Haque Azizul, Akçeşme Faruk Berat, Pant Anudeep B
Department of Microbiology and Immunology, Geisel School of Medicine at Dartmouth, Lebanon, NH, USA.
Department of Biostatistics and Medical Informatics at University of Medical Sciences, Üsküdar/İstanbul, Turkey.
Antivir Ther. 2018;23(4):285-293. doi: 10.3851/IMP3215.
The Zika virus (ZIKV) epidemic has recently emerged as a public health threat due to its teratogenic nature and association with the serious neurological condition Guillain-Barré syndrome (GBS). To date, no approved antiviral therapeutics to treat, nor vaccines to prevent, ZIKV infection are available. In order to develop effective anti-ZIKV vaccines, improved animal models and a better understanding of immunological correlates of protection against ZIKV are required. In this paper, we discuss the recent progress in developing vaccines against ZIKV and the hurdles to overcome in making efficacious anti-ZIKV vaccines. Here, we propose strategies to make efficacious and safe vaccines against ZIKV by using novel approaches including molecular attenuation of viruses and TLR-based nanoparticle vaccines. The question of exacerbating dengue virus infection or causing GBS through the production of cross-reactive immunity targeting viral or host proteins have been addressed in this paper. Challenges in implementing immunogenic and protective ZIKV vaccine trials in immunodepressed target populations (for example, pregnant women) have also been discussed.
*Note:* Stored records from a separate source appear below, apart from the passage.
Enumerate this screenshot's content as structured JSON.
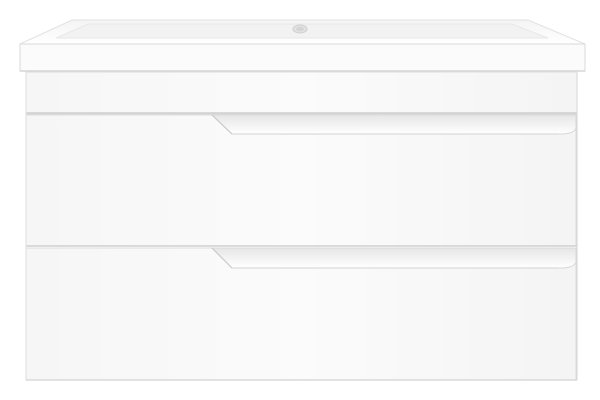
{
  "scene": {
    "subject": "wall-mounted-vanity-with-integrated-basin",
    "drawers": [
      {
        "name": "upper-drawer",
        "handle": "diagonal-cut-groove"
      },
      {
        "name": "lower-drawer",
        "handle": "diagonal-cut-groove"
      }
    ],
    "colors": {
      "background": "#ffffff",
      "cabinet_white": "#f8f8f8",
      "edge_shadow": "#dcdcdc",
      "outline": "#d0d0d0",
      "basin_inner": "#eeeeee"
    }
  }
}
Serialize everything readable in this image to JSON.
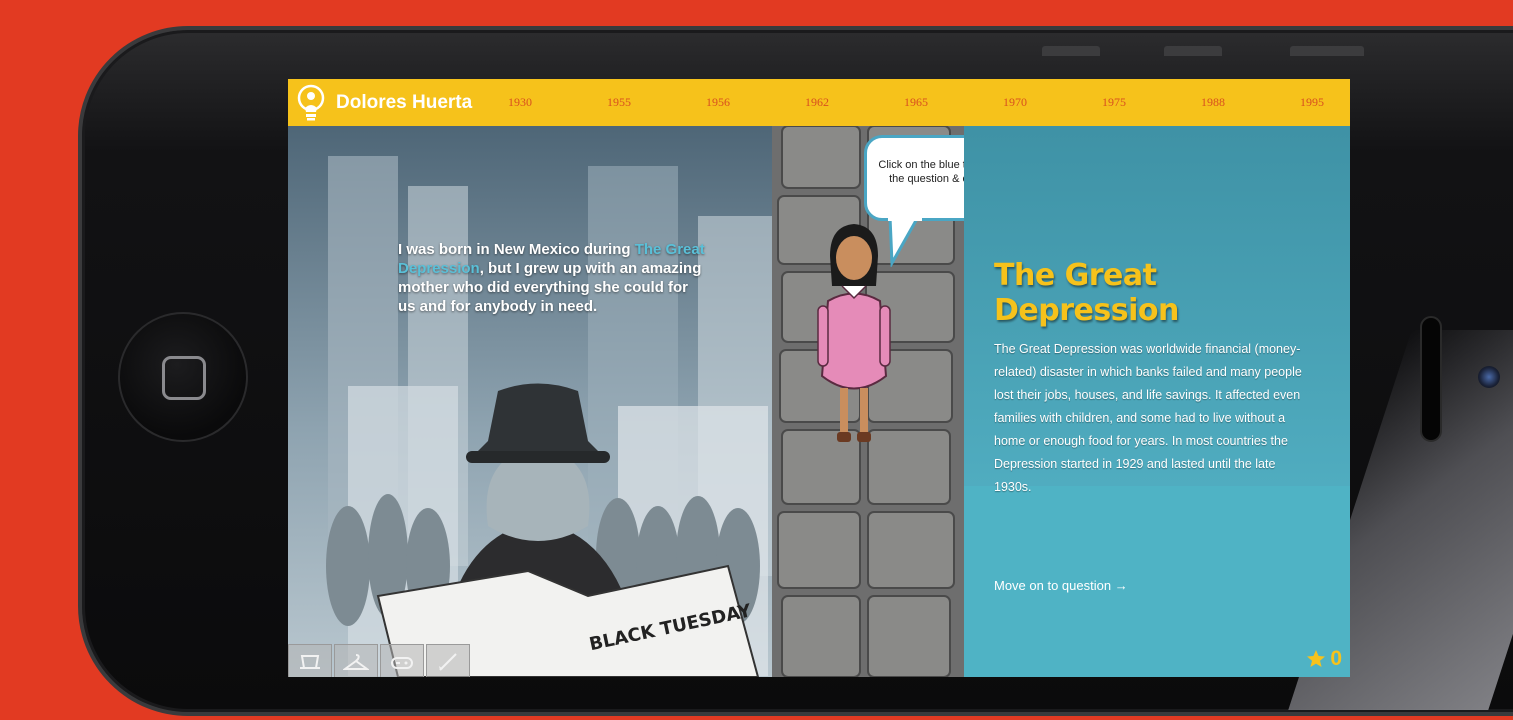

寨卡病毒(ZIKV)疫情最近因其致畸性以及与严重神经系统疾病吉兰-巴雷综合征(GBS)的关联而成为公共卫生威胁。迄今为止,尚无获批的用于治疗ZIKV感染的抗病毒疗法,也没有预防ZIKV感染的疫苗。为了研发有效的抗ZIKV疫苗,需要改进动物模型,并更好地理解针对ZIKV的保护性免疫相关因素。在本文中,我们讨论了抗ZIKV疫苗研发的最新进展以及在制备有效的抗ZIKV疫苗过程中需要克服的障碍。在此,我们提出通过使用包括病毒分子减毒和基于Toll样受体(TLR)的纳米颗粒疫苗等新方法来制备有效且安全的抗ZIKV疫苗的策略。本文还探讨了通过产生针对病毒或宿主蛋白的交叉反应性免疫而加剧登革病毒感染或引发GBS的问题。此外,也讨论了在免疫抑制目标人群(例如孕妇)中开展具有免疫原性和保护性的ZIKV疫苗试验所面临的挑战。